Albayrak, 3 Mart gecesi TSİ 23.30'da ayın sol taraftan kararmaya başlayacağını, tam tutulmanın ise 00.44-01.58 saatleri arasında yaşanacağını bildirdi. Tam tutulma sırasında ayın renginin koyu kırmızıdan sarıya dönüşeceğini belirten Albayrak, tutulmanın izlemeye değer olan bölümünün 1 saat 14 dakika süreceğini kaydetti.
Tutulmanın TSİ 03.12'de sona ermesiyle, ay, dünya ve güneşin bu nadir birlikteliği noktalanmış olacak. Ayın tamamen dünya gölgesi içine girme aşaması, Avrupa, Afrika, Ortadoğu ülkeleri ve Asya'nın bir kısmından gözlenebilecek.
"DÜNYANIN YUVARLAKLIĞI BİR KEZ DAHA TEST EDİLEBİLİR"
Tam ay tutulmasının güneş tutulmalarından sonra en çok ilgi çeken gök olaylarından biri olduğunu belirten Albayrak, güneş tutulmalarını çıplak gözle izlemenin zararını hatırlatarak, ay tutulmasının bu yönüyle çok rahat gözlenebilecek bir olay olduğunu ifade etti.
Gözlem için teleskop gerekmediğini, gözü korumak için de herhangi bir filtreye ihtiyaç duyulmadığını anlatan Albayrak, ay tutulması sırasında dünyanın yuvarlaklığının bir kez daha test edilebileceğini vurguladı.
Albayrak, "Tutulma, dünyanın yuvarlak olduğunun bir başka ispatıdır, görsel testidir. Ayı örten dünyanın gölgesi olduğu için, bu sırada dünyanın eğriselliği ortaya çıkar" diye konuştu.
Tutulma sırasında ayın kararacağını, ancak atmosferden yansıyan ışık sayesinde kırmızı bakırımsı bir parlaklık gözleneceğini dile getiren Albayrak, bu rengin atmosferden yansıyan güneş ışınları sayesinde oluştuğunu ve bir anlamda ayın yüzeyinde görülen parlaklığın atmosferin kimyasal izlerini taşıdığını ifade etti.
ANKARALILAR RASATHANEDEN DE İZLEYEBİLECEK
Ankara Üniversitesi Rasathane teleskoplarının 3 Mart gecesi herkese açık olduğunu kaydeden Doç. Dr. Berahitdin Albayrak, tutulmayı teleskopla izlemek isteyenlerin yapılacak sunumlarla tutulma hakkında bilgi edinebileceğini de söyledi. Albayrak, gözlemevinin gece boyunca açık olacağını belirterek, ziyaretçilerin hem bu gök olayını hem de diğer gök cisimlerini profesyonel gök bilimcilerle izleme fırsatı bulacağını vurguladı.
KÖTÜ RUHLAR 'AY'I YİYOR
Güneş ve ay tutulmaları, nadir gözlenen doğa olayları olmaları nedeniyle, bilimsel yolla açıklanamadıkları dönemlerde korku ve endişe yarattı. Mitlere, efsanelere konu olan ve farklı inanışlarla açıklanan tutulmalarla baş etmek içinde birçok yol denendi.

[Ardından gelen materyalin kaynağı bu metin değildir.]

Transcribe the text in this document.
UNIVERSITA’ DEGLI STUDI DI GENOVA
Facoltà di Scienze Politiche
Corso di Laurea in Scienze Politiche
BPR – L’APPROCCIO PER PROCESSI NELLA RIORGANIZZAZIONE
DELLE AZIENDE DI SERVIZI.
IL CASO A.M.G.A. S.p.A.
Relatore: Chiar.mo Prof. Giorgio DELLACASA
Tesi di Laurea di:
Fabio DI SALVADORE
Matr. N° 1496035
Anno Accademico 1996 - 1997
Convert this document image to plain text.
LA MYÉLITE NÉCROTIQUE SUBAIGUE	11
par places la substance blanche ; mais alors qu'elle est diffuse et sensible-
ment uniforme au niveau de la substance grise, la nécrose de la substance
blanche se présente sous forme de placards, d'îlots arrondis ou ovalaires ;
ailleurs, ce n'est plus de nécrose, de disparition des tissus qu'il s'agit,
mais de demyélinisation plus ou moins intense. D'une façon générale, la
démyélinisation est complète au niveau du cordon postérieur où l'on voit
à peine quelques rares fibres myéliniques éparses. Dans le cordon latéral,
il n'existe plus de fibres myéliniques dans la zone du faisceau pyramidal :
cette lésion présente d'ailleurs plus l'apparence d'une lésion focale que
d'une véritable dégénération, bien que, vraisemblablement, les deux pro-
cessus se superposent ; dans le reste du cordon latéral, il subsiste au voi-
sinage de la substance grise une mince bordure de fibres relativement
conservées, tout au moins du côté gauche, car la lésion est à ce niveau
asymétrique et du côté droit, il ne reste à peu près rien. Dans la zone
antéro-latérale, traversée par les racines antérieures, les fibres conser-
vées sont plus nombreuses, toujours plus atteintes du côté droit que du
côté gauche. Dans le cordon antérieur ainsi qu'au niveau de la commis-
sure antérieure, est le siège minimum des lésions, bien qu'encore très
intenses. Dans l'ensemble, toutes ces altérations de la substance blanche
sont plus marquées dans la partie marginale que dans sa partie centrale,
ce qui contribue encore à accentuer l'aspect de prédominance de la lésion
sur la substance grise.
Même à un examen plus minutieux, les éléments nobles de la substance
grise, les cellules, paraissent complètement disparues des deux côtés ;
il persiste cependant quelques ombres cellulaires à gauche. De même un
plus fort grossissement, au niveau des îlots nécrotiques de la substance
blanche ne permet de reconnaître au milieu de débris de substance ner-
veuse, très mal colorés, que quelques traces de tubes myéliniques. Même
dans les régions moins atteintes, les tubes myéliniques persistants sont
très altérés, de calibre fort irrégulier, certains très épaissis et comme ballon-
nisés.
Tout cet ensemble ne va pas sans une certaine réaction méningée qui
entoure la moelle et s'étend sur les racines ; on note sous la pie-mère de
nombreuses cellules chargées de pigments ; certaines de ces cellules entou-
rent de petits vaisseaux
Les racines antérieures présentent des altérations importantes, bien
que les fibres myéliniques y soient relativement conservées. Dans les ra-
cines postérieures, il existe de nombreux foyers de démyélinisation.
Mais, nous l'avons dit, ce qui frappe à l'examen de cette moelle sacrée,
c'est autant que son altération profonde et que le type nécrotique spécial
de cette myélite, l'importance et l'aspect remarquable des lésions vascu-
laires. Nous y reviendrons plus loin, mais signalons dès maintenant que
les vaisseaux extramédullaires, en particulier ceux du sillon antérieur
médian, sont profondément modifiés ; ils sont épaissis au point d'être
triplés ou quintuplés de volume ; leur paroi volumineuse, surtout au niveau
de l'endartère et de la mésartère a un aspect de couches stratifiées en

Bazı söylencelerde, ayın kararması, "aya saldırıldığına, düşmanların ayı sakladığına, kötü ruhların ayı sardığına, yediğine ve ayın kötülüklerle mücadele ettiğine" dair ifadelerle anlatıldı.

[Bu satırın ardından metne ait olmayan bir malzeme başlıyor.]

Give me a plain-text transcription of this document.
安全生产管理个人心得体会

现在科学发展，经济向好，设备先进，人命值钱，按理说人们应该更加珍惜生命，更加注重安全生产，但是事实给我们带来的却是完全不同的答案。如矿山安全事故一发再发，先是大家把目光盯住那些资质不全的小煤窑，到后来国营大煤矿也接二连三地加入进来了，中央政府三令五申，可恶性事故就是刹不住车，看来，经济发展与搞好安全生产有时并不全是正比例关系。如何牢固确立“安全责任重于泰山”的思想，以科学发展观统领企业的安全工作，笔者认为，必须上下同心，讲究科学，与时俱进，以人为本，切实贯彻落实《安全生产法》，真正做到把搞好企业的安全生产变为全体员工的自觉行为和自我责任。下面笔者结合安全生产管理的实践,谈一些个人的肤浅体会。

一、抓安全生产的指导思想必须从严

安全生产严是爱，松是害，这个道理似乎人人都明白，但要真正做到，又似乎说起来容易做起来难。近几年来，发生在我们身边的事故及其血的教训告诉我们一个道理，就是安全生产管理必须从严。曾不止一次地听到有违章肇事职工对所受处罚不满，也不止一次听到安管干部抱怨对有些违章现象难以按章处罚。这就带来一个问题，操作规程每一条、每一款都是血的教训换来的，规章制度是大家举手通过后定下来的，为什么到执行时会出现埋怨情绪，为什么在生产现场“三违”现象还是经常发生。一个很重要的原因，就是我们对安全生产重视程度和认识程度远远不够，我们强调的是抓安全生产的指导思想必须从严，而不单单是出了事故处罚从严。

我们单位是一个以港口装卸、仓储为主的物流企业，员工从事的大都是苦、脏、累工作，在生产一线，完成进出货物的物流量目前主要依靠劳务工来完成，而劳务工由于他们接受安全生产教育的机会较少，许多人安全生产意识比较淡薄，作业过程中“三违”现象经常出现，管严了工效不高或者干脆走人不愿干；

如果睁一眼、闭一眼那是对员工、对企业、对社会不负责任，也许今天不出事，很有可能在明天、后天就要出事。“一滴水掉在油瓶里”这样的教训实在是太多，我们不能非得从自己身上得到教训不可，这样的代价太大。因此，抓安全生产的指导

Bu inanışlar nedeniyle ayın tekrar aydınlanması için büyüler yapıldı, teneke, davul, tencereler çalınarak gürültü çıkartıldı, silah atıldı, dua edildi ve hatta aya kurban verildi.
TUTULMA EFSANELERİ
Mısırlılar, ayın, güneşin ışığını habersizce alıp kullandığına, bunun üzerine kurulan yıldızlar mahkemesinin de aya gündüzleri görünmeyi yasakladığına inanıyorlardı. Bu inanca göre, sadece ay tutulmalarında "açık görüşe" izin veriliyor ve ay o gün yeryüzüne inip arkadaşlarıyla görüşüyordu.
Şamanizm'de, tutulmalarda kötü ruhların güneşin ve ayın etrafını sardığı düşünülüyor, karanlığın felaket getireceği inancıyla kötü ruhları kovmak için ateşler yakıyor, gürültü çıkartılıyordu.
Budizm ve Konfiçyus'a göre, kötü ruhların işi sanılan tutulmalar karşısında tepkili tapınma törenleri düzenleniyordu.
Altay Türkleri'nin bir efsanesinde de "yedi başlı dev" (yelbegen) ay ve güneşten öç almak için onları kovalıyor ve yiyordu. Altay Türkleri de ay tutulduğu zaman şöyle diyordu:
"Yine Yelbegen ayı yedi."
"BİLİMSEL AÇIKLAMALARLA İNSANLAR AYDINLATILMALI"
Ay ve güneş tutulmaları konusunda dünyanın çeşitli yerlerinde farklı inanışlar olduğunu belirten Doç. Dr. Berahitdin Albayrak, bugün bile kırsal kesimlerde bu tür inanışların bulunduğunu, tutulmalar sırasında gürültü çıkartıldığını, silah atıldığını söyledi.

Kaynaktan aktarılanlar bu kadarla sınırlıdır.